Land     Title     Law

“Constructive Notice”  The  Newsletter

Excerpted from the November 19, 2014 mailing of "Constructive Notice":

Unrecorded Mineral Rights Can't be Preserved

In the latest of many recent cases out of Nebraska concerning the Dormant Mineral Act, that state’s Supreme Court has expanded the requirements to preserve mineral rights by a filing in the local land records. Specifically, the Court terminated certain interests because the instrument creating them was not recorded in the local land records. Rice v. Bixler, 289 Neb. 294 (October 3, 2014).

Pursuant to Neb. Rev. Stat. §27-229(3), a “record owner” of mineral rights may file a ”verified claim of interest” in the local land records as a means of preventing its severed mineral rights from merging into the surface estate. The statute says this document “shall describe the land and the nature of the interest claimed [and] shall properly identify the deed or other instrument under which the interest is claimed….” The language of the Act doesn’t require recordation of the instrument under which the interest is claimed, only that it be “properly identified.”

Rice concerned several verified claims filed by different claimants. Two claims referred to a “Joint Tenancy Mineral Deed” dated December 17, 1958, but did not reference a book and page where the deed is recorded in the public records. The Court found this inadequate to “identify the deed” for purposes of §27-229(3): “Reference to an unrecorded deed that may or may not exist does not establish the proper chain of ownership necessary to comply with the requirements for filing a verified claim.”
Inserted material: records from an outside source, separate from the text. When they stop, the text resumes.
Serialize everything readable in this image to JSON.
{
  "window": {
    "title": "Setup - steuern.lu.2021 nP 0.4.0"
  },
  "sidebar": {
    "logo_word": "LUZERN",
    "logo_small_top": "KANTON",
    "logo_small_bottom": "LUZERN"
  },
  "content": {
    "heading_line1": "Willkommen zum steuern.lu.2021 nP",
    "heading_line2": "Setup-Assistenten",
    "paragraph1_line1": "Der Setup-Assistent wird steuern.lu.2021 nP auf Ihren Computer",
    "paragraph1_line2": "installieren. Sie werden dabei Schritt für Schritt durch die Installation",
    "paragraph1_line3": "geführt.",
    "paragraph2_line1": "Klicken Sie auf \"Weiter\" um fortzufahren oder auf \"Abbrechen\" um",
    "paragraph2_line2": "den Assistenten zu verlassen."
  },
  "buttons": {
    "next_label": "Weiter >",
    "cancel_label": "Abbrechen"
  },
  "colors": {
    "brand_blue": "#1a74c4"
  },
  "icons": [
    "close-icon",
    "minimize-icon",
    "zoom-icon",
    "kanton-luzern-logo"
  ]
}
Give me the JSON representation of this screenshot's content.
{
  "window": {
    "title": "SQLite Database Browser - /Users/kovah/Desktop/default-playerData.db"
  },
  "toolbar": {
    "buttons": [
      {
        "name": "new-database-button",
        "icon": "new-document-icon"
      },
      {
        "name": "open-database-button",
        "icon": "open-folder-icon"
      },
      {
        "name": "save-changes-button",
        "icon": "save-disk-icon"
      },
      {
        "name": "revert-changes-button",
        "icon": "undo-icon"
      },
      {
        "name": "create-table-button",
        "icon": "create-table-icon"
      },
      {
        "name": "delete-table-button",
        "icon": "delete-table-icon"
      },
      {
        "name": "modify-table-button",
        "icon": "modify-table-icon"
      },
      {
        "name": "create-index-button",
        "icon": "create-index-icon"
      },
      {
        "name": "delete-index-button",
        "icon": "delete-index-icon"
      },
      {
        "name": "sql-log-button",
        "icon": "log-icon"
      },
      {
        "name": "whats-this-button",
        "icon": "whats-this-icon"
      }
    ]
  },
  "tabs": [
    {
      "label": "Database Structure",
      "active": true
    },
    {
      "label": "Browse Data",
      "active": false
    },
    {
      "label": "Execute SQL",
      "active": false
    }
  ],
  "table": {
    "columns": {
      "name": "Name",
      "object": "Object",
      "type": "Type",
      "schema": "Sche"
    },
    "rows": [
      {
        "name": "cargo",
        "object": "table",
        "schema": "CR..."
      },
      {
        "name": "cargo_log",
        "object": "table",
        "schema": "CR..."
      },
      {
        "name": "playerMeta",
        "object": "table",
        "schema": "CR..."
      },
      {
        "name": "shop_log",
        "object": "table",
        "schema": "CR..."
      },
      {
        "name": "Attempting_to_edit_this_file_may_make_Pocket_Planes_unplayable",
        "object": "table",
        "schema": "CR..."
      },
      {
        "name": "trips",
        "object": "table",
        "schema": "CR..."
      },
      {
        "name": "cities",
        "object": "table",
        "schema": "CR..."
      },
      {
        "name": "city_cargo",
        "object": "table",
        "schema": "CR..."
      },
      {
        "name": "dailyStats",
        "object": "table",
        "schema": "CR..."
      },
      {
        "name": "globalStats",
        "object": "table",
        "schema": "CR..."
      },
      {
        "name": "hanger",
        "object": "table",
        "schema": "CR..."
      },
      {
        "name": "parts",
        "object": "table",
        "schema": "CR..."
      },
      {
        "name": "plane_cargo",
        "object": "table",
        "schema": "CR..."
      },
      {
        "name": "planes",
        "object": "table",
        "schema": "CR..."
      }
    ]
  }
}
Two other mineral claimants filed a verified claim, but the last deed of record indicated their mother was the most recent owner. The mother had passed away in Alabama eight years earlier, leaving her mineral interest to her sons. Although the verified claim included documents that traced the interests from the mother to the sons, this devolution was not previously made part of the Nebraska public records. Hence, the sons were not the “record owners” under §27-229(3) and their claimed interests were terminated.


In recent years, Dormant Mineral Acts have been a fruitful source of litigation. For instance, the North Dakota version just withstood a constitutional challenge, Capps v. Weflen, 2014 ND 201 (Oct. 31, 2014). Skyrocketing energy demand as well as renewed interest in shale gas production from the Utica and Marcellus Shale deposits have been driving this trend. Mineral rights owners in states with a Dormant Mineral Act should enlist the aid of counsel to comply with the statutory scheme.